Thursday, May 17, 2007

Street lockdowns proposed for Baltimore - Yahoo! News

Street lockdowns proposed for Baltimore - Yahoo! News A city council leader, alarmed by Baltimore's rising homicide rate, wants to give the mayor the power to put troubled neighborhoods under virtual lockdown.
Lockdown. Might as well say ghost town.

I've ranted about this approach in the past.

When things are wild, I'd not want to close the bars. Rather, keep them open but shut off the serving of alchohol, turn up the lights, turn down the music. Open, dry, bright, and soft would give people places to meet their friends, sober up, go the bathroom, drink coffee, and hang for a spell. Otherwise, drunks are on the road, looting streets and being vandals to neighborhoods.

The bars have security. When the bars close, the security goes away. So, there is less security in the overall area.

Furthermore, the mayor and the zone police commander, and some neighborhood leaders should be able to call for a "voluntary peace period" -- not be forced with a mandatory lock down -- by orders of the state.

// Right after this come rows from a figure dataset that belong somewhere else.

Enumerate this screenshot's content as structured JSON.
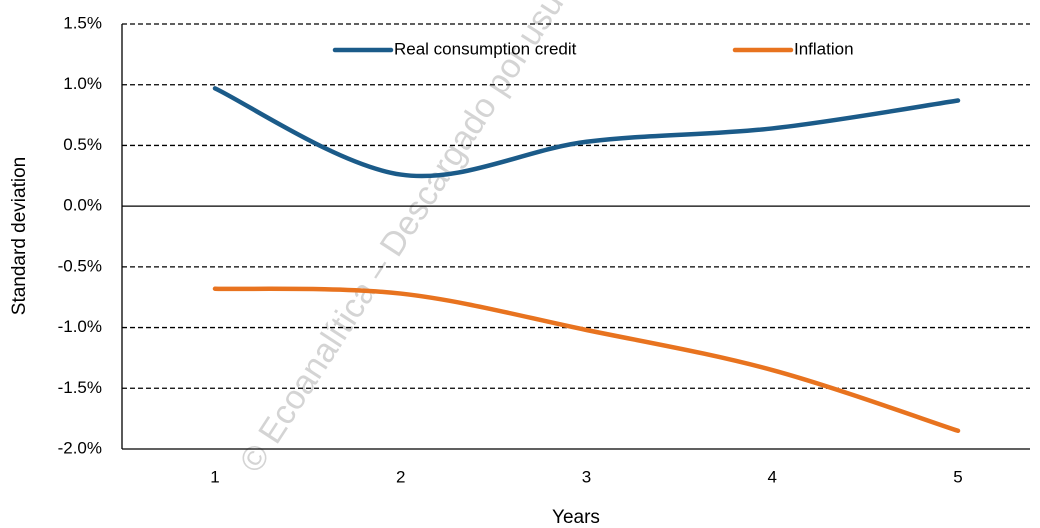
{
  "chart_data": {
    "type": "line",
    "x_label": "Years",
    "y_label": "Standard deviation",
    "watermark": "© Ecoanalítica – Descargado por usua",
    "categories": [
      "1",
      "2",
      "3",
      "4",
      "5"
    ],
    "series": [
      {
        "name": "Real consumption credit",
        "color": "#1b5b89",
        "values": [
          0.97,
          0.26,
          0.53,
          0.64,
          0.87
        ]
      },
      {
        "name": "Inflation",
        "color": "#e8731f",
        "values": [
          -0.68,
          -0.72,
          -1.02,
          -1.35,
          -1.85
        ]
      }
    ],
    "ylim": [
      -2.0,
      1.5
    ],
    "yticks": [
      {
        "value": -2.0,
        "label": "-2.0%"
      },
      {
        "value": -1.5,
        "label": "-1.5%"
      },
      {
        "value": -1.0,
        "label": "-1.0%"
      },
      {
        "value": -0.5,
        "label": "-0.5%"
      },
      {
        "value": 0,
        "label": "0.0%"
      },
      {
        "value": 0.5,
        "label": "0.5%"
      },
      {
        "value": 1.0,
        "label": "1.0%"
      },
      {
        "value": 1.5,
        "label": "1.5%"
      }
    ],
    "grid": true,
    "legend": "top"
  }
}
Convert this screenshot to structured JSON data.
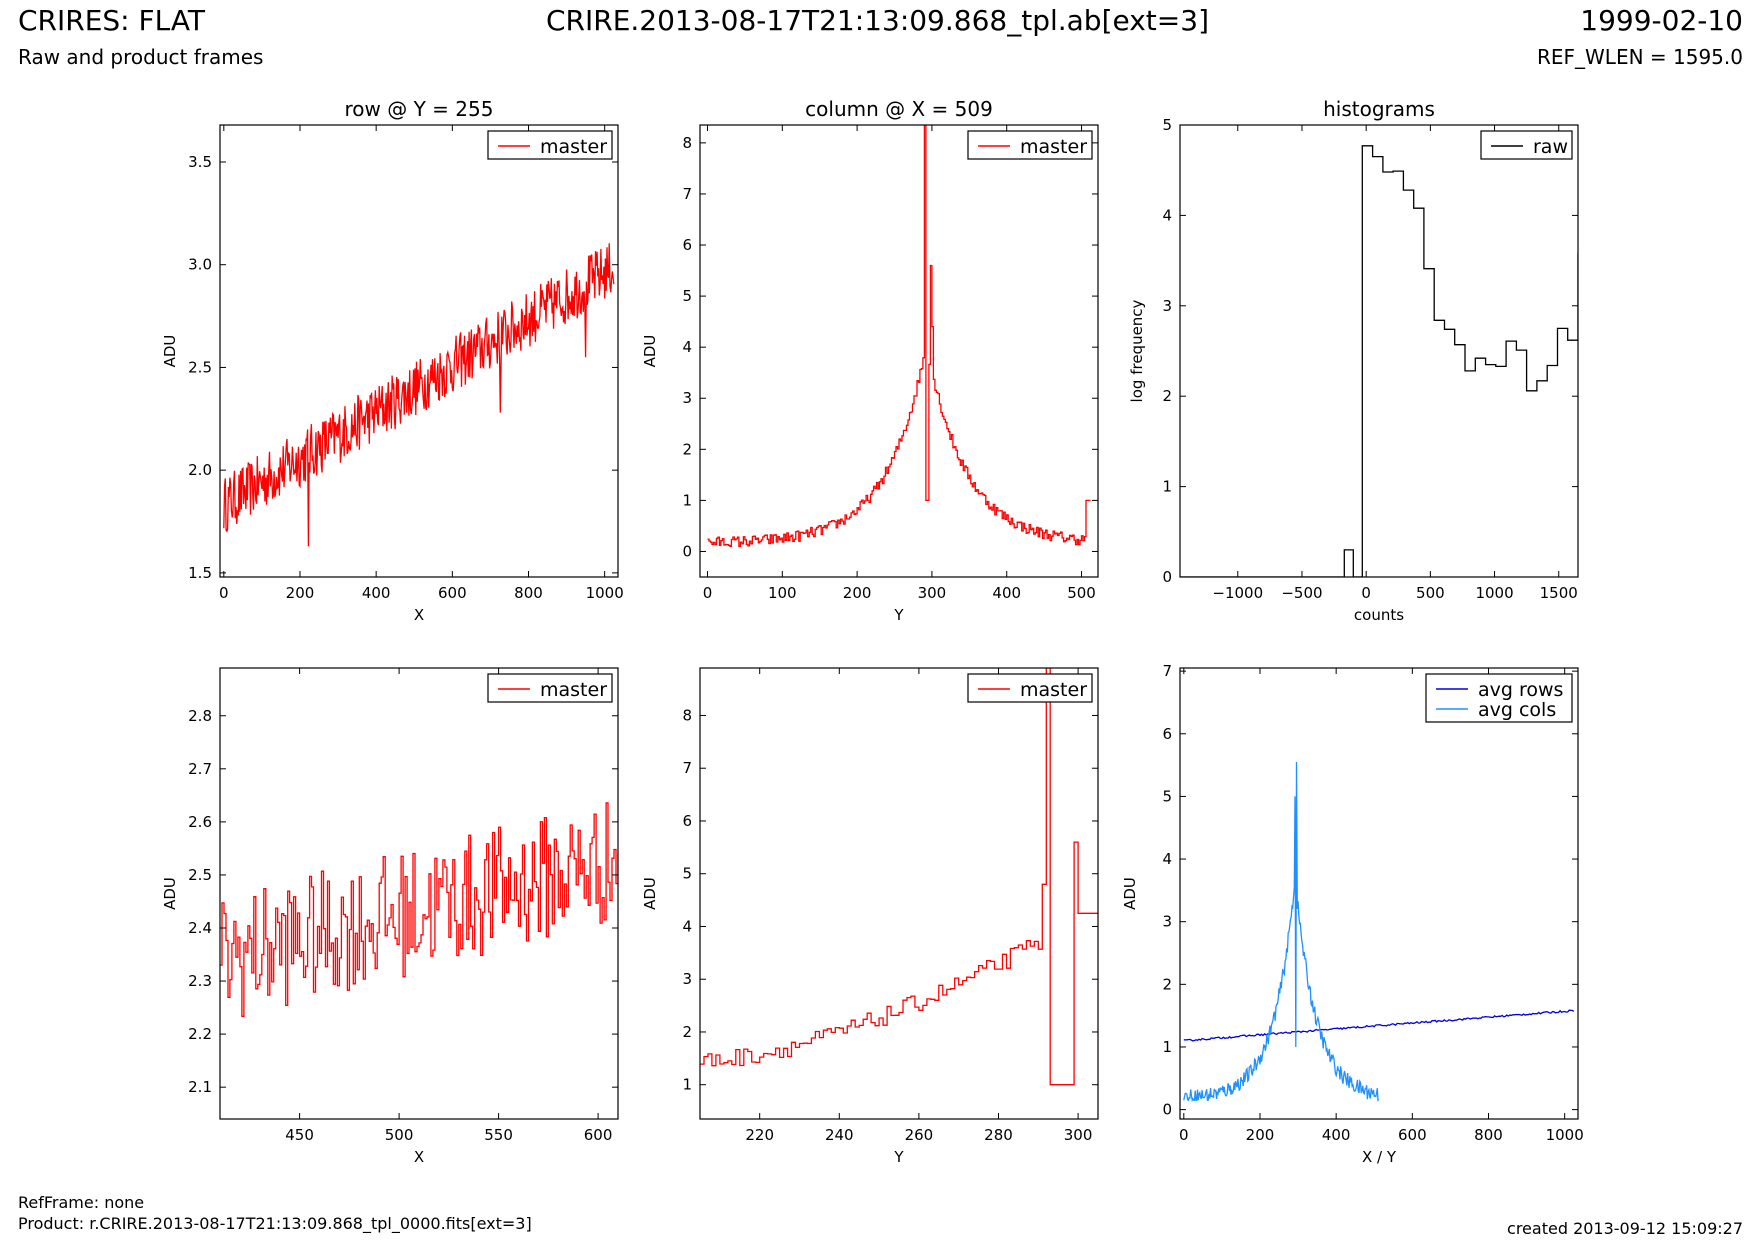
{
  "header": {
    "title_left": "CRIRES: FLAT",
    "subtitle_left": "Raw and product frames",
    "title_center": "CRIRE.2013-08-17T21:13:09.868_tpl.ab[ext=3]",
    "title_right": "1999-02-10",
    "subtitle_right": "REF_WLEN = 1595.0"
  },
  "footer": {
    "refframe": "RefFrame: none",
    "product": "Product: r.CRIRE.2013-08-17T21:13:09.868_tpl_0000.fits[ext=3]",
    "created": "created 2013-09-12 15:09:27"
  },
  "chart_data": [
    {
      "id": "row-plot",
      "type": "line",
      "title": "row @ Y = 255",
      "xlabel": "X",
      "ylabel": "ADU",
      "xlim": [
        -10,
        1035
      ],
      "ylim": [
        1.48,
        3.68
      ],
      "xticks": [
        0,
        200,
        400,
        600,
        800,
        1000
      ],
      "yticks": [
        1.5,
        2.0,
        2.5,
        3.0,
        3.5
      ],
      "legend": "top-right",
      "series": [
        {
          "name": "master",
          "color": "#ff0000",
          "gen": "row"
        }
      ]
    },
    {
      "id": "column-plot",
      "type": "line",
      "title": "column @ X = 509",
      "xlabel": "Y",
      "ylabel": "ADU",
      "xlim": [
        -10,
        522
      ],
      "ylim": [
        -0.5,
        8.35
      ],
      "xticks": [
        0,
        100,
        200,
        300,
        400,
        500
      ],
      "yticks": [
        0,
        1,
        2,
        3,
        4,
        5,
        6,
        7,
        8
      ],
      "legend": "top-right",
      "series": [
        {
          "name": "master",
          "color": "#ff0000",
          "gen": "column"
        }
      ]
    },
    {
      "id": "histogram-plot",
      "type": "line",
      "title": "histograms",
      "xlabel": "counts",
      "ylabel": "log frequency",
      "xlim": [
        -1450,
        1650
      ],
      "ylim": [
        0,
        5
      ],
      "xticks": [
        -1000,
        -500,
        0,
        500,
        1000,
        1500
      ],
      "yticks": [
        0,
        1,
        2,
        3,
        4,
        5
      ],
      "legend": "top-right",
      "series": [
        {
          "name": "raw",
          "color": "#000000",
          "step": true,
          "bin_edges": [
            -1450,
            -170,
            -100,
            -30,
            50,
            130,
            210,
            290,
            370,
            450,
            530,
            610,
            690,
            770,
            850,
            930,
            1010,
            1090,
            1170,
            1250,
            1330,
            1410,
            1490,
            1570,
            1650
          ],
          "values": [
            0,
            0.3,
            0,
            4.77,
            4.65,
            4.48,
            4.49,
            4.28,
            4.08,
            3.41,
            2.84,
            2.74,
            2.57,
            2.28,
            2.42,
            2.35,
            2.33,
            2.61,
            2.51,
            2.06,
            2.17,
            2.34,
            2.75,
            2.62,
            3.58
          ]
        }
      ]
    },
    {
      "id": "row-zoom-plot",
      "type": "line",
      "title": "",
      "xlabel": "X",
      "ylabel": "ADU",
      "xlim": [
        410,
        610
      ],
      "ylim": [
        2.04,
        2.89
      ],
      "xticks": [
        450,
        500,
        550,
        600
      ],
      "yticks": [
        2.1,
        2.2,
        2.3,
        2.4,
        2.5,
        2.6,
        2.7,
        2.8
      ],
      "legend": "top-right",
      "series": [
        {
          "name": "master",
          "color": "#ff0000",
          "gen": "rowzoom"
        }
      ]
    },
    {
      "id": "column-zoom-plot",
      "type": "line",
      "title": "",
      "xlabel": "Y",
      "ylabel": "ADU",
      "xlim": [
        205,
        305
      ],
      "ylim": [
        0.35,
        8.9
      ],
      "xticks": [
        220,
        240,
        260,
        280,
        300
      ],
      "yticks": [
        1,
        2,
        3,
        4,
        5,
        6,
        7,
        8
      ],
      "legend": "top-right",
      "series": [
        {
          "name": "master",
          "color": "#ff0000",
          "gen": "colzoom"
        }
      ]
    },
    {
      "id": "average-plot",
      "type": "line",
      "title": "",
      "xlabel": "X / Y",
      "ylabel": "ADU",
      "xlim": [
        -10,
        1035
      ],
      "ylim": [
        -0.15,
        7.05
      ],
      "xticks": [
        0,
        200,
        400,
        600,
        800,
        1000
      ],
      "yticks": [
        0,
        1,
        2,
        3,
        4,
        5,
        6,
        7
      ],
      "legend": "top-right",
      "series": [
        {
          "name": "avg rows",
          "color": "#0000dd",
          "gen": "avgrows"
        },
        {
          "name": "avg cols",
          "color": "#1e90ff",
          "gen": "avgcols"
        }
      ]
    }
  ]
}
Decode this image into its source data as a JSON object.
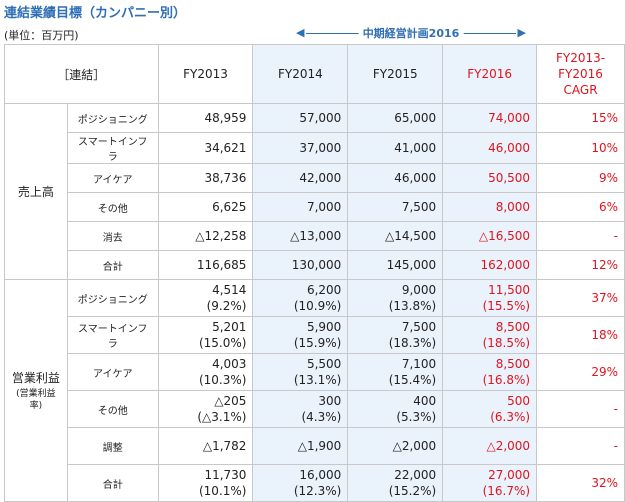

The jails are not big enough, nor should they be.

Liberties are not to be ignored enough, nor should they be.

Police are not funded enough, nor should they be.

Citizens should not be slaves.

Laws like this mentioned generally compound problems. Doctors can't get to work. Individual protection can't be assured. The crisis grows worse.

Some of the same type of thinking and reactions were displayed in legislation in Pittsburgh. Jim Motznik led efforts with some "knee jerk legislation" in the wake of the tragic series of events at a nightclub in Rhode Island where a number of people were killed. There -- a band with flames shooting in the background caught a curtin on fire and people swarmed to locked exit doors. That was bad and unfortunate. And, local laws were examined to prevent such measures.

When an overcrowding situation exists -- don't close the bar and send in the storm troopers and kick everyone out. Then the bar becomes the safest place around while the rest of the neighborhood becomes a war zone.

Take action. But, make it prudent.

Tell the bar owners that they have to stay open until dawn -- without serving booze. Don't tell the bar owners and workers that just created a crisis to go home now.

Curran said he modeled his plan after an approach advocated by Philadelphia mayoral candidate Michael Nutter, who won the Democratic nomination Tuesday. Nutter has called for declarations of a "state of emergency" in high-crime neighborhoods, where police would conduct aggressive stop-and-frisk searches and impose curfews.

Curran, who also sponsored Baltimore's recently passed smoking ban, said he expects opposition.

"Some of the critics of the smoking ban were telling me, 'If you want to save lives in Baltimore, do something about the murder rate, do something about the gun violence,'" he said. "I'm trying to stop the murders, to reduce the mortality rate from gun violence in this town."